I’m sorry for your loss and you’re not wrong when you say getting help is difficult. 🙁
 

LolaG1

Registered User
Jul 8, 2019
11
Update: I contacted Adult social services on Tuesday as I mentioned above and they said they would get back to me the same day. On Wednesday morning my Fathers GP surgery called me as SS had called to tell them about my father brandishing a firearm. I explained it is not a real gun. The doctor that called me was lovely and said she would get the mental health team to contact me about anti psychosis meds. I haven’t heard from them yet (it’s now Friday). She also wanted me to get a urine sample to check for a uti which i have not been able to do so far as dad is quite distressed this week.
The same day I also had a call from child social services because the adult team had referred it.
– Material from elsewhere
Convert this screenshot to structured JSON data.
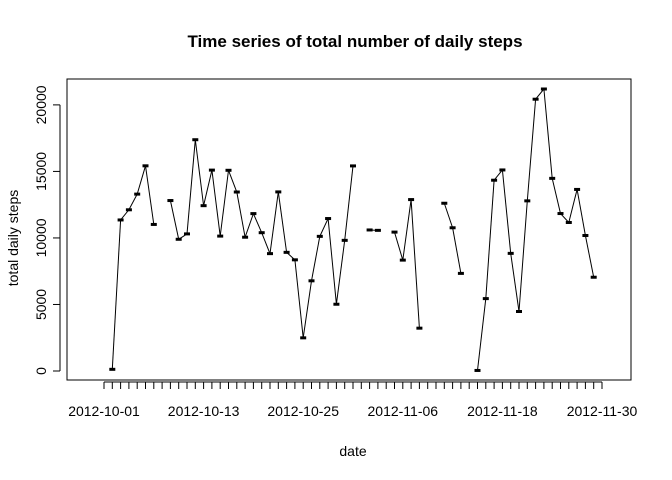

They had told me on the Tuesday they were going to do this and I was honestly sitting at the window all afternoon waiting for someone to come and take away my son. Child services said that because I called in voluntarily and my son is safe and I’m trying to get help; they had nothing to investigate and didn’t think it should have been referred. I burst into tears and told the lady I regretted saying anything to anyone now and she was lovely and told me to call her department back if adult social don’t call me.
Adult social services called me yesterday (Thursday) and asked me more or less the same questions I had already answered at the first point of contact. The man then wanted to speak to my father who not only struggled with the whole conversation and made no sense; he then spent the afternoon upset and distressed because he thought the man was coming to the house. When he spoke to me again, he agreed that yes my father has probably gone past the point of carers coming to the house and he needed to refer me to somewhere else. So I’m waiting for a call again. I’m glad he’s in the system now and I knew it wasn’t going to be easy but it’s causing quite a bit of distress my end. Again I will update if I hear more because although different councils have different processes, I feel the system will be quite similar throughout the UK.
Thank you again for taking the time to read my post. 💚
 

canary

Registered User
Feb 25, 2014
12,976
South coast
Sometimes official organisations can be so heavy handed [sigh]
Im sorry it was so stressful, but something had to be done and it sounds like things are now going along the right pathway.
 

Bunpoots

Volunteer Host
Apr 1, 2016
4,626
Nottinghamshire
Let me put your mind at rest about child social services - the very last thing they want to do is take a child away from their parents so please don’t worry about that. It is really stressful getting help in a crisis I went through it with my dad (different crisis) but it sounds as though you now have people on your side who can help you through this.

You'll be able to breath a sigh of relief when everything’s in place.

Have you thought what you’d like to happen?